In this vein, the comments of the disgraced Cardinal Roger Mahoney are the most puzzling, precisely because they echo earlier comments by Pope Francis that the devil is in the works attacking Bishops, attempting to divide and destroy them. Unfortunately once again these men are practicing the all too human defense mechanism of projection, choosing to project their own lack of leadership, and blame the anger people feel not on themselves, but on the devil himself. Cardinal Mahoney non-ironically tried to compare the work of the USCCB to the great and venerable St. Charles Borromeo during the Counter-Reformation in Milan. Although that assertion alone is risible, his “quote” of St. Charles is likewise apocryphal, if not an inexcusable exercise in historical eisegesis. He claims St. Charles said, “[we are] not bishops alone and separate. We belong to a college and we have a responsibility to the college.” I would be fascinated to know where he got that quote, because to hear a 16th century Bishop speak of a concept (that is, ‘collegiality’) not developed until the Second Vatican Council is fascinating indeed. I do not deny there may be loci theologici in the words of earlier figures, but to say that Charles Borromeo spoke of collegiality as Cardinal Mahoney understood it is as absurd as saying that St. Augustine spoke of the Eucharist precisely as St. Thomas Aquinas understood it. Furthermore, the life and deeds of St. Charles are precisely the opposite of collegiality, which is precisely why he was so successful as a reformer: he didn’t hesitate to implement the reforms of The Council of Trent, both formally and informally. Sure, Charles Borromeo had meetings, lots of them: but they were not meetings focused on endless discussion. St. Charles had a clear vision of the direction he wanted the Archdiocese of Milan to go, and he didn’t wait for his “brother bishops” to do anything: he forged ahead and did what he knew was right anyway. I wonder nowadays whether “collegiality” for some Bishops is just sanctified short-hand for the vice of human respect.

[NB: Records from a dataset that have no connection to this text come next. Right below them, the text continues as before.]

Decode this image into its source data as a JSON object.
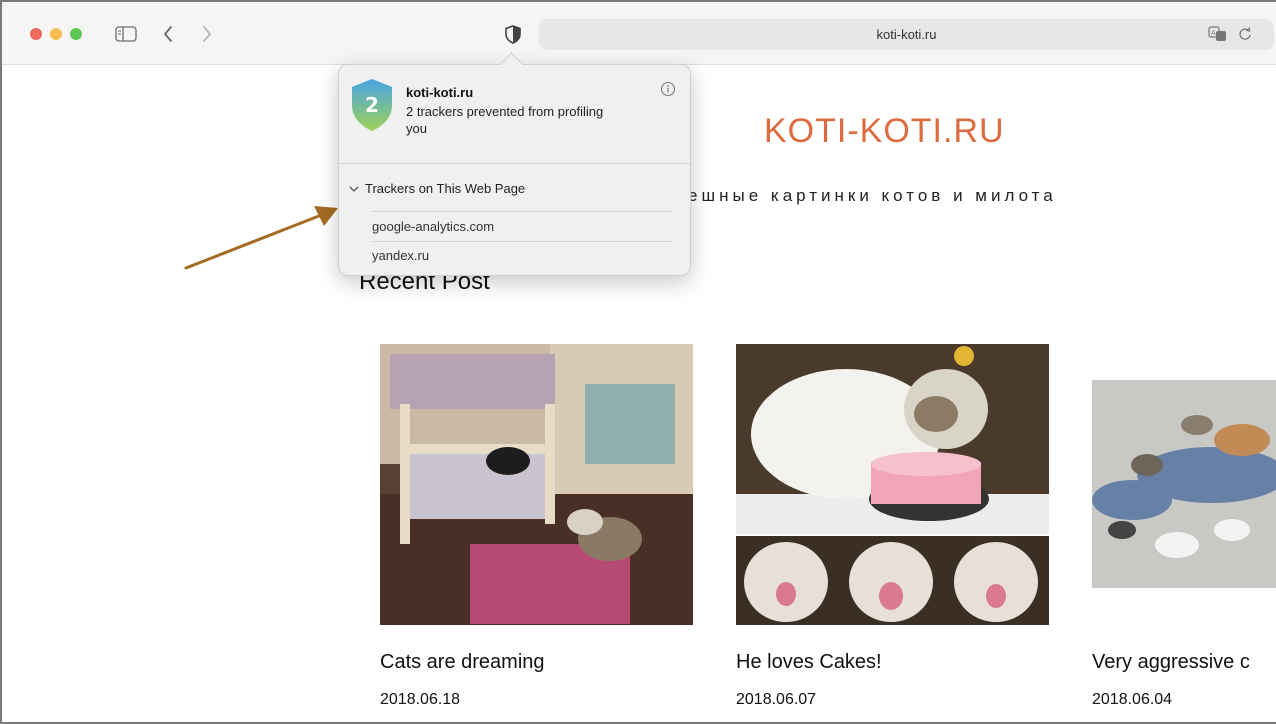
{
  "browser": {
    "url": "koti-koti.ru",
    "icons": [
      "sidebar-icon",
      "back-icon",
      "forward-icon",
      "privacy-shield-icon",
      "translate-icon",
      "reload-icon"
    ]
  },
  "site": {
    "title": "KOTI-KOTI.RU",
    "tagline": "ешные картинки котов и милота",
    "section_title": "Recent Post",
    "accent_color": "#dd6b3f",
    "posts": [
      {
        "title": "Cats are dreaming",
        "date": "2018.06.18"
      },
      {
        "title": "He loves Cakes!",
        "date": "2018.06.07"
      },
      {
        "title": "Very aggressive c",
        "date": "2018.06.04"
      }
    ]
  },
  "privacy_report": {
    "count": "2",
    "site": "koti-koti.ru",
    "message": "2 trackers prevented from profiling you",
    "section_label": "Trackers on This Web Page",
    "trackers": [
      "google-analytics.com",
      "yandex.ru"
    ]
  }
}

Moreover, St. Charles Borromeo led by example: after helping bring Trent to successful conclusion, he was appointed administrator of the Archdiocese of Milan before he was even ordained a Priest. His time in Rome under his uncle Pope Pius IV was not ill spent, as he had already reformed much of that city: coming to Milan, which had suffered from the negligence and absence of her previous shepherds, he set himself immediately to work. Above all, he knew, as I have argued before in these pages, that the root of the rot was the state of the education (in the fullest sense of the word) of the clergy, especially in the fields of morals, doctrine, liturgy, and ascesis. I believe it may be safely be said that if we had to accurately present St. Charles Borromeo’s mode of pastoral governance, it was precisely the opposite of collegiality as Cardinal Mahoney understands it, and St. Charles would have had as much use for the USCCB as he would for any other bloated, useless bureaucratic institution.
But all of this should not surprise any Catholic who really knows what’s going on in the “engine room” of the Church. Most of us who have for many years observed the behavior of Bishops at these meetings have either used the broadcast as a mild sedative or a light comedy of manners.
Sadly however, no one is laughing now.